Venda de itens básicos salva o comércio varejista

A compra de alimentos, bebidas, roupas e sapatos evitou uma nova queda no volume de vendas do comércio varejista, que após oito meses consecutivos de recuo cresceu 0,6% entre setembro e outubro no conceito restrito, que exclui veículos e material de construção, segundo o Instituto Brasileiro de Geografia e Estatística (IBGE). A ligeira reação pouco altera a tendência negativa do varejo, cujas vendas caíram 2,7% nos últimos 12 meses em comparação com os 12 meses anteriores no conceito restrito e 6,8% no conceito ampliado, puxadas pela diminuição de 15,4% em veículos e motos, partes e peças e de 6,3% em material de construção.

O Estado de S.Paulo

19 Dezembro 2015 | 02h55

Foi o pior outubro para o varejo desde 2001, início da série histórica da pesquisa. Em relação a outubro de 2014, as vendas caíram em todos os itens. Os analistas, na média, esperavam ainda menos: queda de 0,2% no comércio restrito.

Como em dezembro muitos trabalhadores deixam para a segunda quinzena do mês as compras de Natal, após receber a segunda parcela do 13.º salário, é difícil de saber se a recuperação de outubro se deveu a uma antecipação do consumo do fim do ano. Mas com inflação alta e emprego e renda em baixa é improvável que as famílias façam mais dívidas para consumir.

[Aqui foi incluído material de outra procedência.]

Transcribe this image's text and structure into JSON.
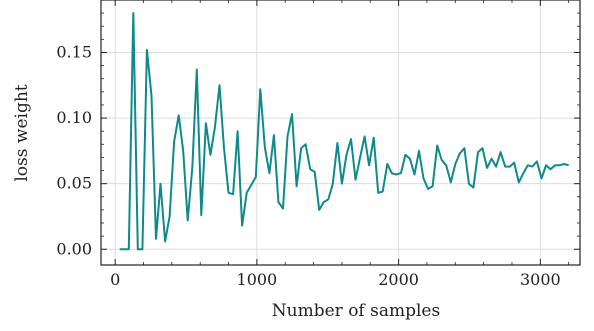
{
  "chart_data": {
    "type": "line",
    "title": "",
    "xlabel": "Number of samples",
    "ylabel": "loss weight",
    "xlim": [
      -100,
      3280
    ],
    "ylim": [
      -0.012,
      0.19
    ],
    "grid": true,
    "xticks": [
      {
        "value": 0,
        "label": "0"
      },
      {
        "value": 1000,
        "label": "1000"
      },
      {
        "value": 2000,
        "label": "2000"
      },
      {
        "value": 3000,
        "label": "3000"
      }
    ],
    "yticks": [
      {
        "value": 0.0,
        "label": "0.00"
      },
      {
        "value": 0.05,
        "label": "0.05"
      },
      {
        "value": 0.1,
        "label": "0.10"
      },
      {
        "value": 0.15,
        "label": "0.15"
      }
    ],
    "series": [
      {
        "color": "#0e8a8a",
        "x": [
          32,
          64,
          96,
          128,
          160,
          192,
          224,
          256,
          288,
          320,
          352,
          384,
          416,
          448,
          480,
          512,
          544,
          576,
          608,
          640,
          672,
          704,
          736,
          768,
          800,
          832,
          864,
          896,
          928,
          960,
          992,
          1024,
          1056,
          1088,
          1120,
          1152,
          1184,
          1216,
          1248,
          1280,
          1312,
          1344,
          1376,
          1408,
          1440,
          1472,
          1504,
          1536,
          1568,
          1600,
          1632,
          1664,
          1696,
          1728,
          1760,
          1792,
          1824,
          1856,
          1888,
          1920,
          1952,
          1984,
          2016,
          2048,
          2080,
          2112,
          2144,
          2176,
          2208,
          2240,
          2272,
          2304,
          2336,
          2368,
          2400,
          2432,
          2464,
          2496,
          2528,
          2560,
          2592,
          2624,
          2656,
          2688,
          2720,
          2752,
          2784,
          2816,
          2848,
          2880,
          2912,
          2944,
          2976,
          3008,
          3040,
          3072,
          3104,
          3136,
          3168,
          3200
        ],
        "y": [
          0.0,
          0.0,
          0.0,
          0.18,
          0.0,
          0.0,
          0.152,
          0.117,
          0.008,
          0.05,
          0.006,
          0.025,
          0.082,
          0.102,
          0.075,
          0.022,
          0.062,
          0.137,
          0.026,
          0.096,
          0.072,
          0.093,
          0.125,
          0.077,
          0.043,
          0.042,
          0.09,
          0.018,
          0.043,
          0.049,
          0.055,
          0.122,
          0.078,
          0.058,
          0.087,
          0.036,
          0.031,
          0.086,
          0.103,
          0.048,
          0.077,
          0.08,
          0.061,
          0.059,
          0.03,
          0.036,
          0.038,
          0.05,
          0.081,
          0.05,
          0.072,
          0.084,
          0.053,
          0.07,
          0.086,
          0.064,
          0.085,
          0.043,
          0.044,
          0.065,
          0.058,
          0.057,
          0.058,
          0.072,
          0.069,
          0.057,
          0.075,
          0.054,
          0.046,
          0.048,
          0.079,
          0.068,
          0.064,
          0.051,
          0.065,
          0.073,
          0.077,
          0.05,
          0.047,
          0.074,
          0.077,
          0.062,
          0.069,
          0.063,
          0.074,
          0.063,
          0.063,
          0.066,
          0.051,
          0.058,
          0.064,
          0.063,
          0.067,
          0.054,
          0.064,
          0.061,
          0.064,
          0.064,
          0.065,
          0.064
        ]
      }
    ]
  }
}
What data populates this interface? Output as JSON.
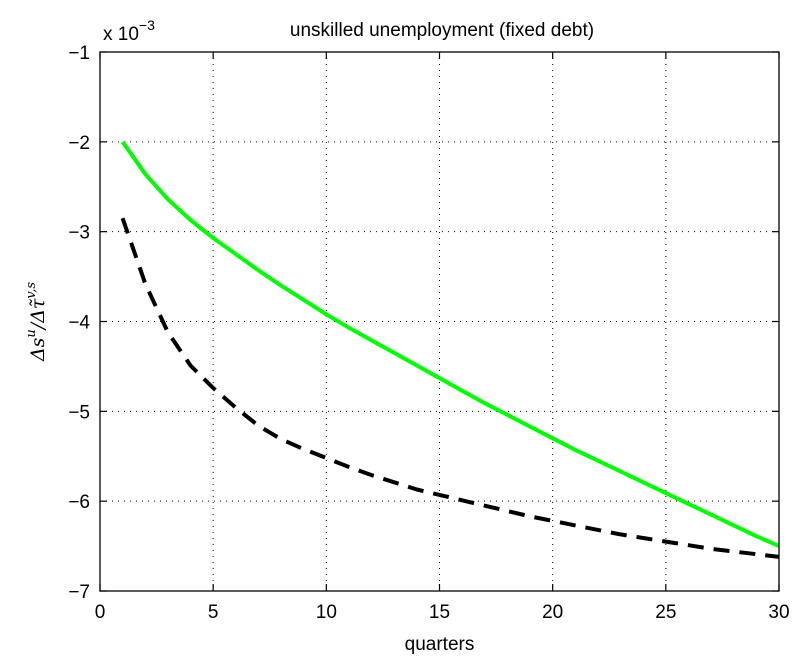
{
  "chart_data": {
    "type": "line",
    "title": "unskilled unemployment (fixed debt)",
    "xlabel": "quarters",
    "ylabel": "Δs^u/Δτ̃^{v,s}",
    "ylabel_parts": {
      "num_base": "Δs",
      "num_sup": "u",
      "sep": "/Δ",
      "den_base": "τ̃",
      "den_sup": "v,s"
    },
    "y_multiplier": {
      "base": "x 10",
      "exponent": "−3"
    },
    "xlim": [
      0,
      30
    ],
    "ylim": [
      -7,
      -1
    ],
    "xticks": [
      0,
      5,
      10,
      15,
      20,
      25,
      30
    ],
    "yticks": [
      -7,
      -6,
      -5,
      -4,
      -3,
      -2,
      -1
    ],
    "ytick_labels": [
      "−7",
      "−6",
      "−5",
      "−4",
      "−3",
      "−2",
      "−1"
    ],
    "grid": true,
    "series": [
      {
        "style": "solid",
        "color": "#00ff00",
        "x": [
          1,
          2,
          3,
          4,
          5,
          6,
          7,
          8,
          9,
          10,
          11,
          12,
          13,
          14,
          15,
          16,
          17,
          18,
          19,
          20,
          21,
          22,
          23,
          24,
          25,
          26,
          27,
          28,
          29,
          30
        ],
        "values": [
          -2.0,
          -2.36,
          -2.64,
          -2.87,
          -3.07,
          -3.25,
          -3.43,
          -3.6,
          -3.76,
          -3.92,
          -4.07,
          -4.21,
          -4.35,
          -4.49,
          -4.63,
          -4.77,
          -4.91,
          -5.04,
          -5.17,
          -5.3,
          -5.43,
          -5.55,
          -5.67,
          -5.79,
          -5.91,
          -6.03,
          -6.15,
          -6.27,
          -6.39,
          -6.5
        ]
      },
      {
        "style": "dashed",
        "color": "#000000",
        "x": [
          1,
          2,
          3,
          4,
          5,
          6,
          7,
          8,
          9,
          10,
          11,
          12,
          13,
          14,
          15,
          16,
          17,
          18,
          19,
          20,
          21,
          22,
          23,
          24,
          25,
          26,
          27,
          28,
          29,
          30
        ],
        "values": [
          -2.85,
          -3.58,
          -4.12,
          -4.49,
          -4.74,
          -4.96,
          -5.16,
          -5.31,
          -5.42,
          -5.52,
          -5.62,
          -5.71,
          -5.79,
          -5.87,
          -5.93,
          -5.99,
          -6.05,
          -6.11,
          -6.17,
          -6.22,
          -6.27,
          -6.32,
          -6.37,
          -6.41,
          -6.45,
          -6.49,
          -6.53,
          -6.56,
          -6.59,
          -6.62
        ]
      }
    ]
  }
}
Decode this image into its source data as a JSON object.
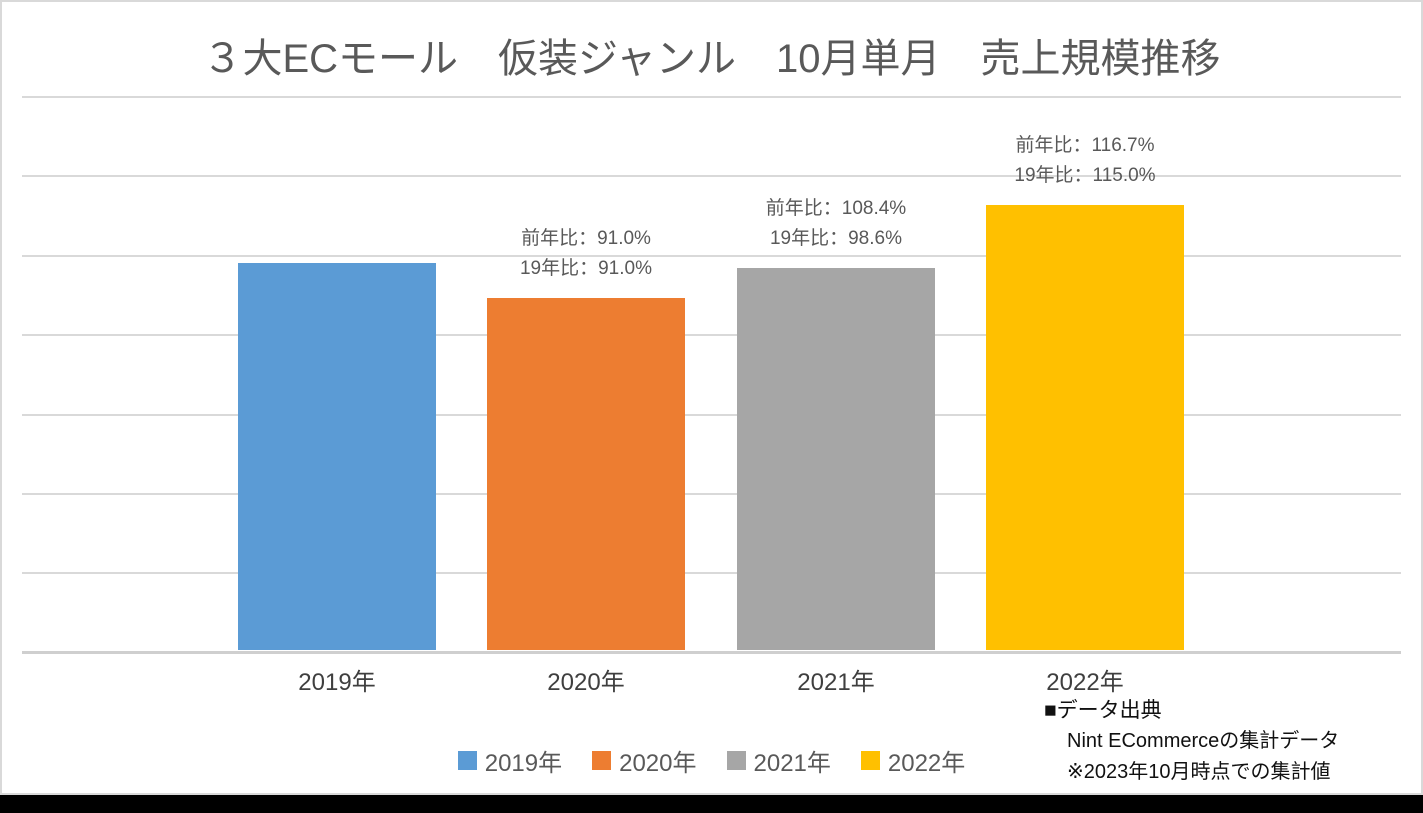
{
  "title": "３大ECモール　仮装ジャンル　10月単月　売上規模推移",
  "chart_data": {
    "type": "bar",
    "title": "３大ECモール　仮装ジャンル　10月単月　売上規模推移",
    "categories": [
      "2019年",
      "2020年",
      "2021年",
      "2022年"
    ],
    "values": [
      100,
      91.0,
      98.6,
      115.0
    ],
    "value_scale_note": "relative index, 2019 = 100 (no y-axis tick labels visible)",
    "colors": [
      "#5B9BD5",
      "#ED7D31",
      "#A6A6A6",
      "#FFC000"
    ],
    "annotations": [
      [],
      [
        "前年比：91.0%",
        "19年比：91.0%"
      ],
      [
        "前年比：108.4%",
        "19年比：98.6%"
      ],
      [
        "前年比：116.7%",
        "19年比：115.0%"
      ]
    ],
    "legend": {
      "position": "bottom-center",
      "entries": [
        "2019年",
        "2020年",
        "2021年",
        "2022年"
      ]
    },
    "grid": true,
    "y_axis_labels_visible": false
  },
  "source": {
    "heading": "■データ出典",
    "lines": [
      "Nint ECommerceの集計データ",
      "※2023年10月時点での集計値"
    ]
  },
  "colors": {
    "grid": "#D9D9D9",
    "title_text": "#595959",
    "annotation_text": "#595959",
    "axis_label_text": "#3F3F3F",
    "source_text": "#111111",
    "bottom_strip": "#000000"
  }
}
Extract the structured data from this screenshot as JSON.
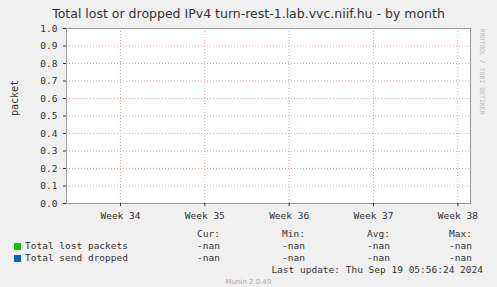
{
  "chart_data": {
    "type": "line",
    "title": "Total lost or dropped IPv4 turn-rest-1.lab.vvc.niif.hu - by month",
    "y_label": "packet",
    "x": [],
    "series": [
      {
        "name": "Total lost packets",
        "color": "#00cc00",
        "values": [],
        "stats": [
          "-nan",
          "-nan",
          "-nan",
          "-nan"
        ]
      },
      {
        "name": "Total send dropped",
        "color": "#0066b3",
        "values": [],
        "stats": [
          "-nan",
          "-nan",
          "-nan",
          "-nan"
        ]
      }
    ],
    "stat_headers": [
      "Cur:",
      "Min:",
      "Avg:",
      "Max:"
    ],
    "xlim": [
      33.36,
      38.15
    ],
    "xticks": [
      {
        "value": 34,
        "label": "Week 34"
      },
      {
        "value": 35,
        "label": "Week 35"
      },
      {
        "value": 36,
        "label": "Week 36"
      },
      {
        "value": 37,
        "label": "Week 37"
      },
      {
        "value": 38,
        "label": "Week 38"
      }
    ],
    "ylim": [
      0,
      1
    ],
    "yticks": [
      {
        "value": 0,
        "label": "0.0"
      },
      0.1,
      0.2,
      0.3,
      0.4,
      0.5,
      0.6,
      0.7,
      0.8,
      0.9,
      {
        "value": 1,
        "label": "1.0"
      }
    ],
    "grid": true,
    "legend": "bottom-left",
    "last_update": "Last update: Thu Sep 19 05:56:24 2024",
    "footer": "Munin 2.0.49",
    "watermark": "RRDTOOL / TOBI OETIKER"
  }
}
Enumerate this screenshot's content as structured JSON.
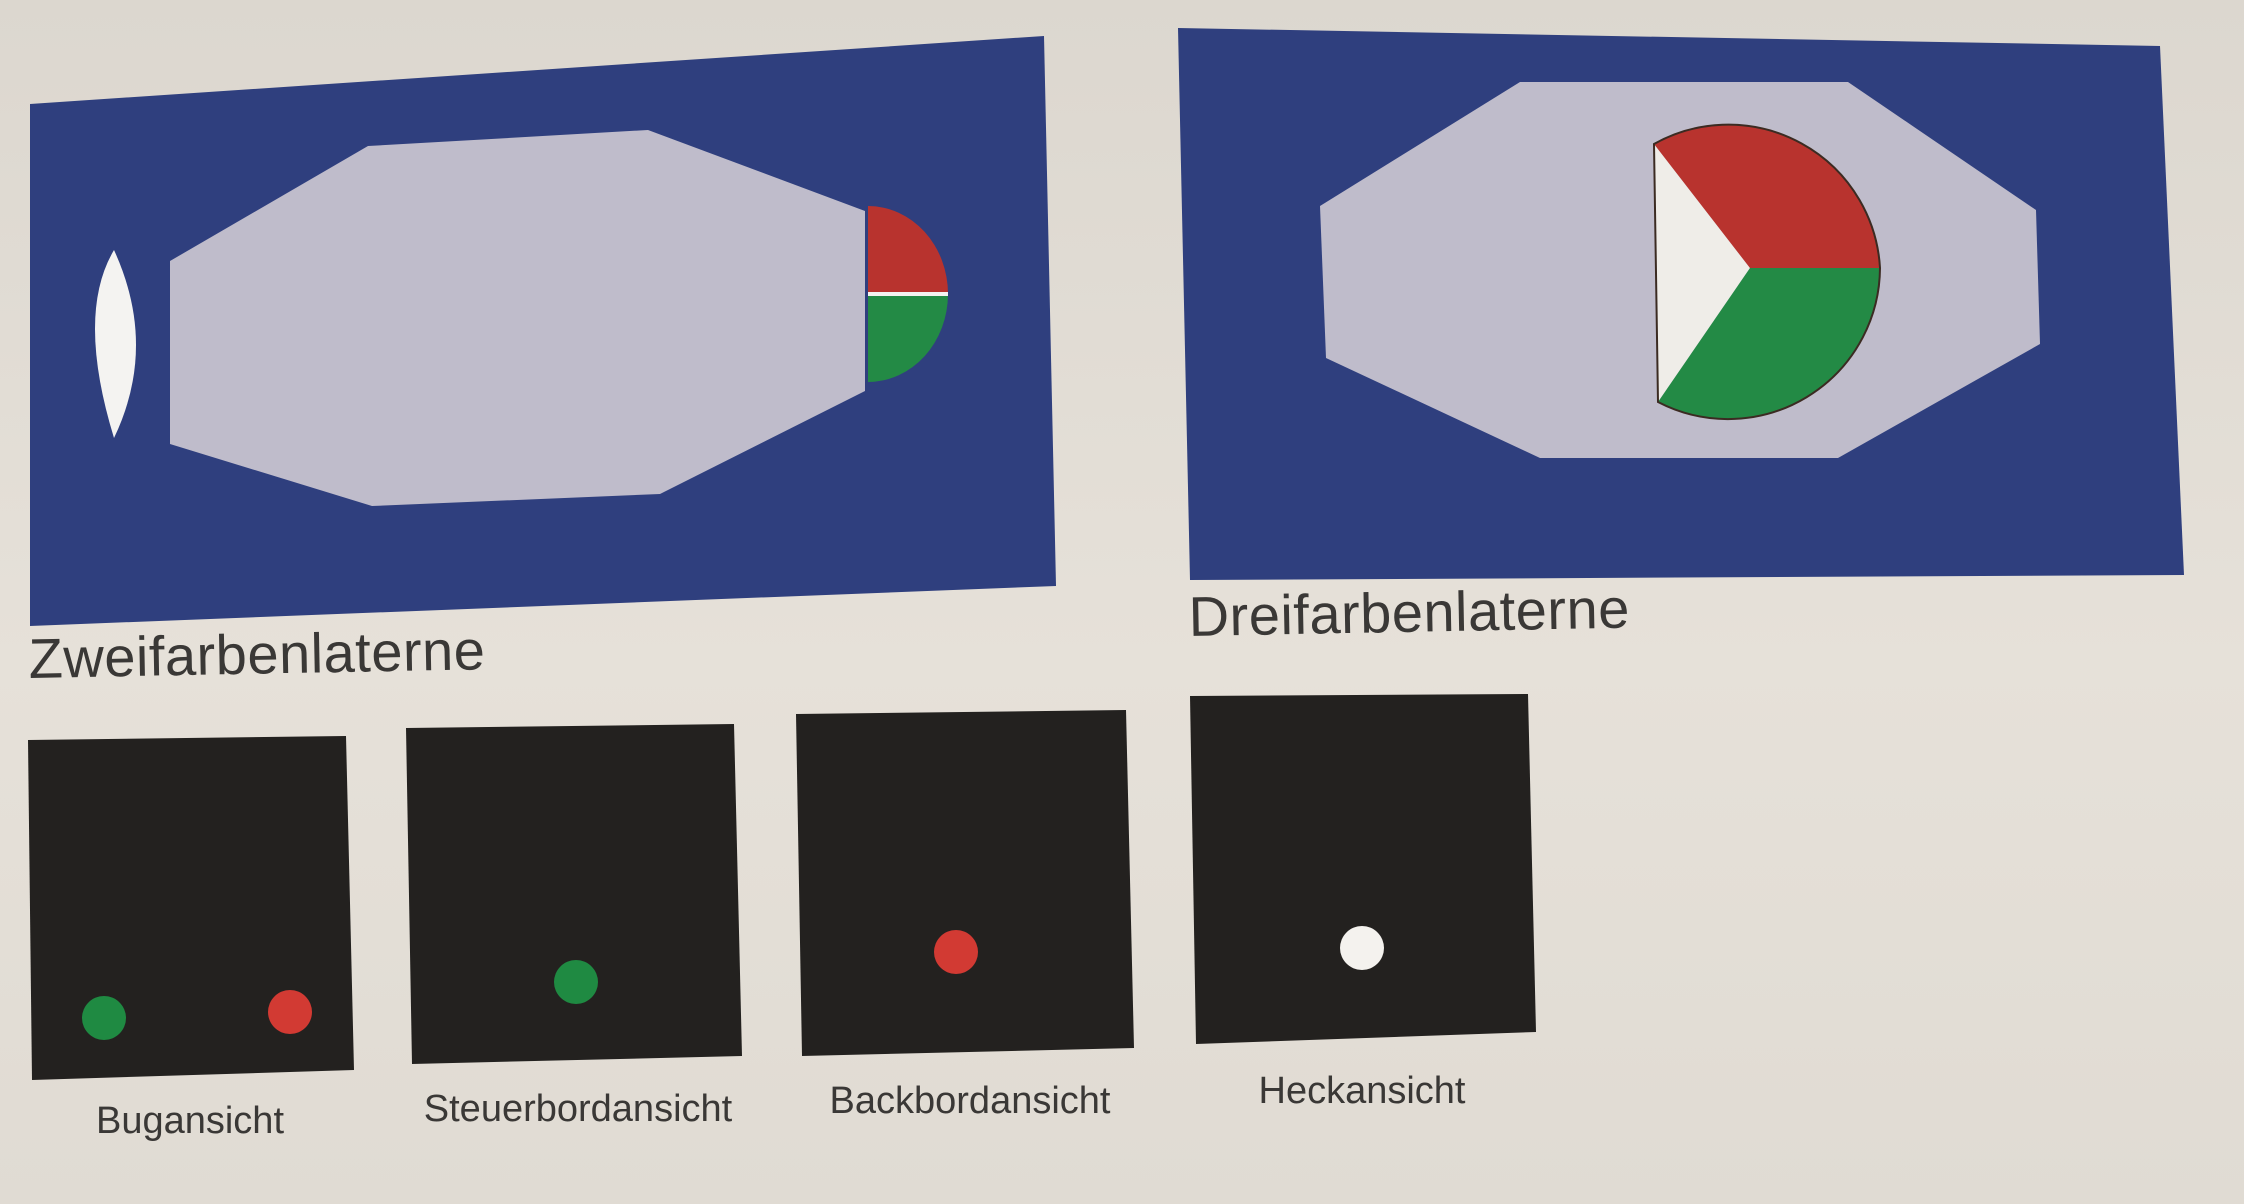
{
  "two_color_lantern": {
    "caption": "Zweifarbenlaterne",
    "colors": {
      "background": "#2f3f7e",
      "hull": "#bfbccb",
      "red": "#b8332e",
      "green": "#238a45",
      "white": "#f4f3f1"
    }
  },
  "three_color_lantern": {
    "caption": "Dreifarbenlaterne",
    "colors": {
      "background": "#2f3f7e",
      "hull": "#bfbccb",
      "red": "#b8332e",
      "green": "#238a45",
      "white": "#efede8"
    }
  },
  "views": [
    {
      "caption": "Bugansicht",
      "lights": [
        "green",
        "red"
      ]
    },
    {
      "caption": "Steuerbordansicht",
      "lights": [
        "green"
      ]
    },
    {
      "caption": "Backbordansicht",
      "lights": [
        "red"
      ]
    },
    {
      "caption": "Heckansicht",
      "lights": [
        "white"
      ]
    }
  ],
  "light_colors": {
    "red": "#d23a33",
    "green": "#1f8a42",
    "white": "#f4f2ee",
    "box": "#23211f"
  }
}
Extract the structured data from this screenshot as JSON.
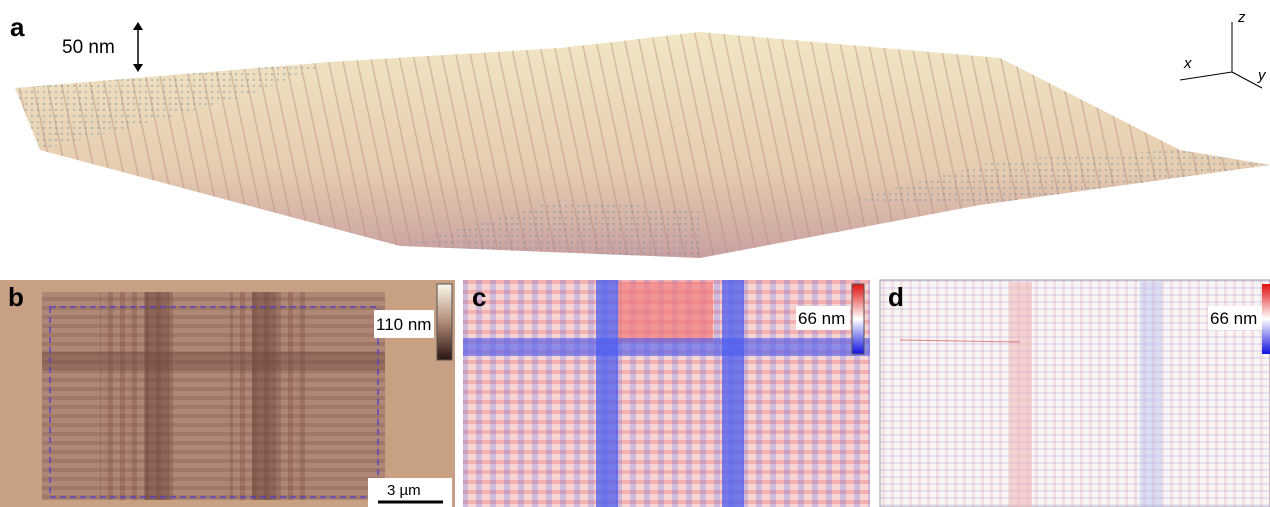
{
  "panels": [
    {
      "label": "a",
      "scale_bar": "50 nm",
      "axes": {
        "z": "z",
        "x": "x",
        "y": "y"
      }
    },
    {
      "label": "b",
      "colorbar_label": "110 nm",
      "scale_bar": "3 µm"
    },
    {
      "label": "c",
      "colorbar_label": "66 nm"
    },
    {
      "label": "d",
      "colorbar_label": "66 nm"
    }
  ]
}
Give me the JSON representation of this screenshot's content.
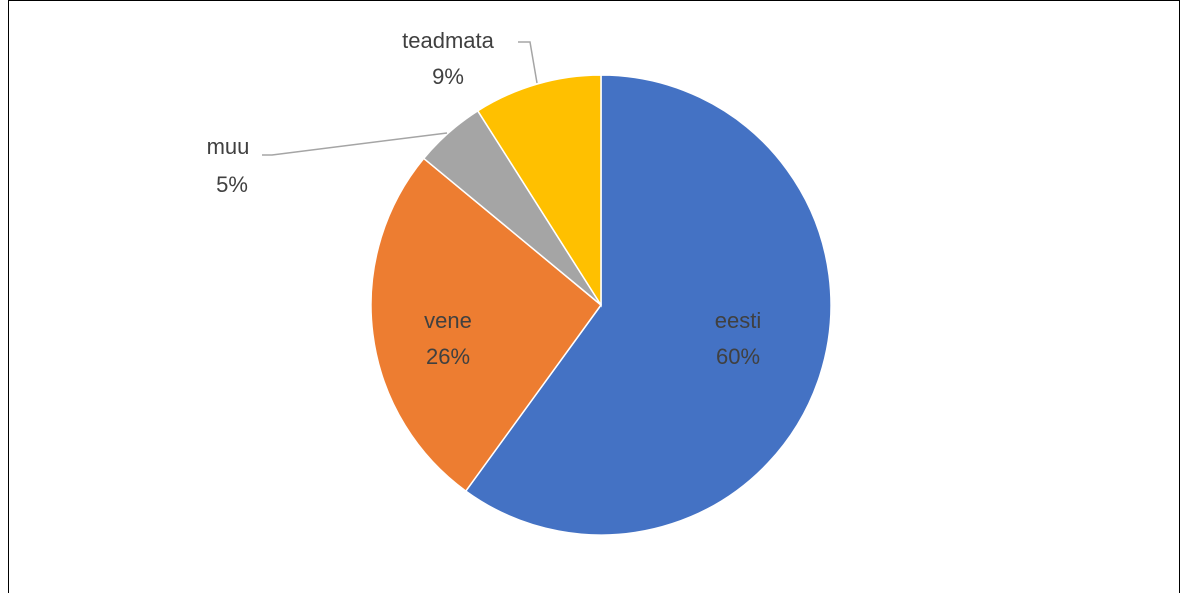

A concentração dos gastos em itens básicos indica bom senso do consumidor. As compras em hiper, supermercados, produtos alimentícios, bebidas e fumo cresceram 2% entre setembro e outubro, com leve queda de 0,3% na comparação com outubro do ano passado, resultados muito acima da média.

O item tecidos, vestuário e calçados avançou 1,9% no mês, nem de longe recuperando a queda de 9,7% em relação a outubro de 2014 e de 6% nos últimos 12 meses. Em móveis e eletrodomésticos houve alta mensal de 0,6%, mas a queda foi de 16,1% comparativamente a outubro de 2014 e de 10,8% em 12 meses.

Em alguns itens, o volume de vendas deteriorou-se muito nos últimos meses. É o caso, em outubro, das vendas de equipamentos e material para escritório, informática e comunicação (-23,9%), veículos e motos (-23,9%), material de construção (-15,7%) e outros artigos de uso pessoal e doméstico (-9%). Nem a compra de remédios se sustenta, o que pode ser explicado pela queda do poder aquisitivo da população de maior faixa etária, mais dependente de medicamentos.

Até consumidores cuja renda real foi preservada tendem a pensar duas vezes antes de gastar.